Au Québec, loin de sa France natale et du terrain compétitif des meilleurs chefs, il connaîtra son expérience professionnelle la plus mitigée. La rigueur climatique des hivers canadiens bride son imagination. La difficulté à trouver les meilleurs produits le frustre. Une solution s’impose : revenir en France. Rétrospectivement, impossible de ne pas penser que ces tempêtes hivernales tardives, celles-là mêmes qui l’ont poussé à retraverser l’Atlantique dans l'autr sens, ont permis au jeune chef, tout juste trentenaire, de le propulser au plus haut niveau. En rencontrant le légendaire Alain Senderens en pleine revente de l’institution Lucas Carton à la famille Vranken, il brûle les étapes, s’imposant rapidement d’emblée comme le nouvel homme fort de l’une des tables les plus célèbres au monde. La pression aurait pu l’écraser. Les contraintes auraient pu tuer dans l’œuf sa soif de modernité, son envie d’insuffler un vent de fraîcheur. Il n’en est rien. Malgré les périodes de doutes et les difficultés, il a tenu la barre, réussissant à séduire tour à tour les habitués désorientés par le départ de Senderens, la critique et un public plus large grâce aux réseaux sociaux et aux festivals culinaires (Taste of Paris 2016). C’est ce chef sincère et combattif que nous rencontrons place de la Madeleine, dans l’écrin intemporel du Lucas Carton. Rencontre exclusive.

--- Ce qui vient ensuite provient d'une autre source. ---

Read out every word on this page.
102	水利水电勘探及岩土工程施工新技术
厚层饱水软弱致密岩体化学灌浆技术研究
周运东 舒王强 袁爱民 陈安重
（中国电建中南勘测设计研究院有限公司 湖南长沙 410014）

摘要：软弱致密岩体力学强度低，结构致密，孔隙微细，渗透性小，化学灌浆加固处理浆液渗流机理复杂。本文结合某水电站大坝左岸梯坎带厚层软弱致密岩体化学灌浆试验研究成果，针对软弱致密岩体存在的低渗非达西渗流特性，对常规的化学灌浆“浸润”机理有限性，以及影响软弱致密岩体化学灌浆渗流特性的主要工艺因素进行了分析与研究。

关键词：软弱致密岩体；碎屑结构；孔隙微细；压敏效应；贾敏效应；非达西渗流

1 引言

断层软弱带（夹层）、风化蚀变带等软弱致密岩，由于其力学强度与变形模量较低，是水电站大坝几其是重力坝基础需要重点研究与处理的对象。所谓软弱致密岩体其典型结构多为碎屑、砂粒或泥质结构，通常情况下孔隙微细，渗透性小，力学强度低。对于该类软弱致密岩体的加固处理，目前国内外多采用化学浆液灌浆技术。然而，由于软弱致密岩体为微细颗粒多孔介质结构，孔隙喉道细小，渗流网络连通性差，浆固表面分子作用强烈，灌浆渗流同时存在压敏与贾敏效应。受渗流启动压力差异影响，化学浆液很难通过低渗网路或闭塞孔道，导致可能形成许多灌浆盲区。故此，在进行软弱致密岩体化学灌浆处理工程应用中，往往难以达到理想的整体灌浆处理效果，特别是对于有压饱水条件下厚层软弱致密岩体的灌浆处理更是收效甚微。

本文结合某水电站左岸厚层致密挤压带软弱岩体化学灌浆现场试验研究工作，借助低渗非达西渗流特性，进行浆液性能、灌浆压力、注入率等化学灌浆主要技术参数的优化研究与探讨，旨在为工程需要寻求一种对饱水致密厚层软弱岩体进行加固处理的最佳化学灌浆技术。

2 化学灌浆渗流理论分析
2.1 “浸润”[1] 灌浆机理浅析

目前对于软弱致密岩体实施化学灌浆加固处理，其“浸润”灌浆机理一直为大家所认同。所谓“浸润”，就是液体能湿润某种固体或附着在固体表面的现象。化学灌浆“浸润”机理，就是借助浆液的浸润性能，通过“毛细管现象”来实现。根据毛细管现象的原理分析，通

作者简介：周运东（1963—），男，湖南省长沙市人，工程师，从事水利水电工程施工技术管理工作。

LES DÉBUTS DE JULIEN DUMAS EN CUISINE
YONDER : Bonjour Julien Dumas. Prenons quelques instants pour revenir sur vos débuts. Quel moment identifiez-vous comme un déclic dans votre vie de cuisinier ?
Julien Dumas : J’ai toujours aimé manger ! Je ne m’en rappelle pas, et cela sonne un peu comme un cliché, mais on m’a raconté qu’étant tout petit, j’étais toujours dans les jupes de ma maman en cuisine, à attraper les spatules. Le vrai déclic lui est à l'âge de 13 ans à Grenoble. J’étais plutôt un bon élève mais j’ai su que je voulais poursuivre dans la cuisine. Le restaurant de ma marraine à Carnac m’a également influencé.
La voie vers l’excellence a été naturelle pour vous ?
Cela remonte à mon année de Bac Pro quand on a commencé à me demander de créer des plats. J’ai commencé à me plonger dans les livres et magazines comme Thuriès et j’ai su que c’est ce que voulais faire. L’un de mes profs pendant mes années de Bac Pro m’appelait « Paul Bocuse ». Je pense qu’il y avait un peu d’ironie [rires] car j’essayais de faire des choses qui sortaient de l’ordinaire, quitte à me planter. Je ne suis pas sûr qu’il appréciait ce que je faisais, il était plutôt conservateur.
Vous aviez déjà des modèles ou des héros dans l’univers de la gastronomie ?f
Deux chefs m’ont vraiment marqué quand j’étais plus jeune. Alain Chapel [l’un des plus grands cuisiniers français de l’Histoire, formé par Fernand Point, chef triplement étoilé et figure de proue de la Nouvelle Cuisine dans les années 1970, NDLR] et Roger Vergé [autre figure de la gastronomie française des années 1970, il a contribué à exporte la haute-cuisine française outre-Atlantique, NDLR], notamment pour sa pomme Macaire à l’olive noire. J’ai essayé de refaire ce plat après l’avoir mangé. Et ce n’était pas du tout pareil ! [Rires].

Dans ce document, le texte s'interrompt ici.